- Interactive map of Narasingapuram
- Country: India
- State: Tamil Nadu
- District: Salem

Population (2011)
- • Total: 23,084

Languages
- • Official: Tamil
- Time zone: UTC+5:30 (IST)
- Postal code: 636108

= Narasingapuram, Salem =

Narasingapuram is a municipality in Attur Taluk, Salem district in the Indian state of Tamil Nadu. As of 2011, the town had a population of 23,084.

==Demographics==

According to 2011 census, Narasingapuram had a population of 23,084 with a sex-ratio of 1,003 females for every 1,000 males, much above the national average of 929. A total of 2,230 were under the age of six, constituting 1,122 males and 1,108 females.
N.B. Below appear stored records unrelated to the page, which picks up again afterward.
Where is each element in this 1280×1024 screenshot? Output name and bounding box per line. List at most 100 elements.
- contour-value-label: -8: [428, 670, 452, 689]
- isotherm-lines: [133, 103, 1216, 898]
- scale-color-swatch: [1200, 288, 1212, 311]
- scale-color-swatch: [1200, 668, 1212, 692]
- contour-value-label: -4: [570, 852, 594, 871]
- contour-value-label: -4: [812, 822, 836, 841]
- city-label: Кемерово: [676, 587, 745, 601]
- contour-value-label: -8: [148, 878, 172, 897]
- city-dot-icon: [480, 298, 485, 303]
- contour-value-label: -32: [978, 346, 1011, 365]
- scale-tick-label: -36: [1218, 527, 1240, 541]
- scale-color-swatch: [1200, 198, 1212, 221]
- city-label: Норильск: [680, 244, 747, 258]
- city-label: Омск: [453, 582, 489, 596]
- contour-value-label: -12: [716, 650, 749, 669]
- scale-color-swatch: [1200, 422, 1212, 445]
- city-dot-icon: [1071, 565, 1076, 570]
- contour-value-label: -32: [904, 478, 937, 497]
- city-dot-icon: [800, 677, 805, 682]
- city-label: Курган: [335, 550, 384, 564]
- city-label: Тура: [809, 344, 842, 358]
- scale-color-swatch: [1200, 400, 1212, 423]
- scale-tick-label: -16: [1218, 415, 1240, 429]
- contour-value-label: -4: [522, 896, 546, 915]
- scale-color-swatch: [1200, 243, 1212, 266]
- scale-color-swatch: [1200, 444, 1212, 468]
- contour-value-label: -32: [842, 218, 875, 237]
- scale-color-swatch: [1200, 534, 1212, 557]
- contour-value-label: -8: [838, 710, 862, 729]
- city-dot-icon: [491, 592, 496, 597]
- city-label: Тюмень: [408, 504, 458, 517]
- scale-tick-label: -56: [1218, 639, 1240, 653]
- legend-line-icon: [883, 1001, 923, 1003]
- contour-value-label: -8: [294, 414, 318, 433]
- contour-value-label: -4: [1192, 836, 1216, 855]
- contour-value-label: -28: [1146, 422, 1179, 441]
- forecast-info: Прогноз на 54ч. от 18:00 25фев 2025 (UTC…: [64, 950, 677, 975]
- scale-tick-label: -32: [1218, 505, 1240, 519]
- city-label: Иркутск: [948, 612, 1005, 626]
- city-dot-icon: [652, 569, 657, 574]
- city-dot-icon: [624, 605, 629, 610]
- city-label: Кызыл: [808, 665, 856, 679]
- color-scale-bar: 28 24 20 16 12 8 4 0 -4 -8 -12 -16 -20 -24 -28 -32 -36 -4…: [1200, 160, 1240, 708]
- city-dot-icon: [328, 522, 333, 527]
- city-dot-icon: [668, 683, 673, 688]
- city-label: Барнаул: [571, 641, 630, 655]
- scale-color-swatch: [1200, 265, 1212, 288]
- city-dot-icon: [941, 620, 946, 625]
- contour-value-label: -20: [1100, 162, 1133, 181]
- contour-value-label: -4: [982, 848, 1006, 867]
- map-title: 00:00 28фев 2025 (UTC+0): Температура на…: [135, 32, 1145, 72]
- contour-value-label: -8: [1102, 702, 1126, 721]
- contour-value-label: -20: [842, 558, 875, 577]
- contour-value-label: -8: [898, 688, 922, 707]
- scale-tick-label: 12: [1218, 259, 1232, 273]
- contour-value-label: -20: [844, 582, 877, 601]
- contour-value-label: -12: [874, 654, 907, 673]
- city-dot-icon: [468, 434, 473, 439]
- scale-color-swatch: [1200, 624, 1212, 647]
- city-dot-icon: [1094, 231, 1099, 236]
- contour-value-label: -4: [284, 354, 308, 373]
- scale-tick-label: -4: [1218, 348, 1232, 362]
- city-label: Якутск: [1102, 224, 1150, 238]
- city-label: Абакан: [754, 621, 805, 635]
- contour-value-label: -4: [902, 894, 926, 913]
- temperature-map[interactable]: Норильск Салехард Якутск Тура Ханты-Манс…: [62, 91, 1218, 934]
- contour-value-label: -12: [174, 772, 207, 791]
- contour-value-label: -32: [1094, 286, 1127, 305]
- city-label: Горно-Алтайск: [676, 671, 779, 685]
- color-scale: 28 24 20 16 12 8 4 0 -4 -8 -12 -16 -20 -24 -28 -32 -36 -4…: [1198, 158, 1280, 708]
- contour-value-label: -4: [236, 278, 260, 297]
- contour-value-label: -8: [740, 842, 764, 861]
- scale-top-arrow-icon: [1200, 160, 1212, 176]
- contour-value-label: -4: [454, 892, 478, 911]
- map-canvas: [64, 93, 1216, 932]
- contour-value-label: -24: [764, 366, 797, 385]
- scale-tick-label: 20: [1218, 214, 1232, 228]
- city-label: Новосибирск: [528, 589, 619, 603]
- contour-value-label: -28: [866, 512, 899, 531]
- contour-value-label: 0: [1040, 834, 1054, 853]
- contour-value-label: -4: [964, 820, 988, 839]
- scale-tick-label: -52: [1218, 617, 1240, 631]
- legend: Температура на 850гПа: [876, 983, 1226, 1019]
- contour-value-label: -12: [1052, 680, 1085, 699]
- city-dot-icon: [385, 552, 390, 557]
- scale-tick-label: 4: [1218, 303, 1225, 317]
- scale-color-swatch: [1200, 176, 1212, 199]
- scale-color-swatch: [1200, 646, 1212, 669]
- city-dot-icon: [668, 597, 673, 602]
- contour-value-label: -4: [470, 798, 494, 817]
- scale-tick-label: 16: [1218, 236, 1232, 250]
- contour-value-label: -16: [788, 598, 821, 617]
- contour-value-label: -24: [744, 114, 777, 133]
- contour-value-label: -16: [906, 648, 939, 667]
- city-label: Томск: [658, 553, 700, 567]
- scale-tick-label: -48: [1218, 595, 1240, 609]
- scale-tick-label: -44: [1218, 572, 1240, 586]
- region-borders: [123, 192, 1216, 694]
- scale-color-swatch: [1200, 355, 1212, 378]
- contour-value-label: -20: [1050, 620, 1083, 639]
Scheduled Castes and Scheduled Tribes accounted for 21.05% and .98% of the population respectively. The average literacy of the town was 74.58%, compared to the national average of 72.99%. The town had a total of : 6230 households. There were a total of 9,587 workers, comprising 1,545 cultivators, 2,095 main agricultural labourers, 163 in house hold industries, 5,379 other workers, 405 marginal workers, 7 marginal cultivators, 99 marginal agricultural labourers, 21 marginal workers in household industries and 278 other marginal workers. As per the religious census of 2011, Narasingapuram (M) had 93.96% Hindus, 3.76% Muslims, 2.14% Christians, 0.1% Sikhs, 0.0% Buddhists, 0.0% Jains, 0.04% following other religions and 0.0% following no religion or did not indicate any religious preference.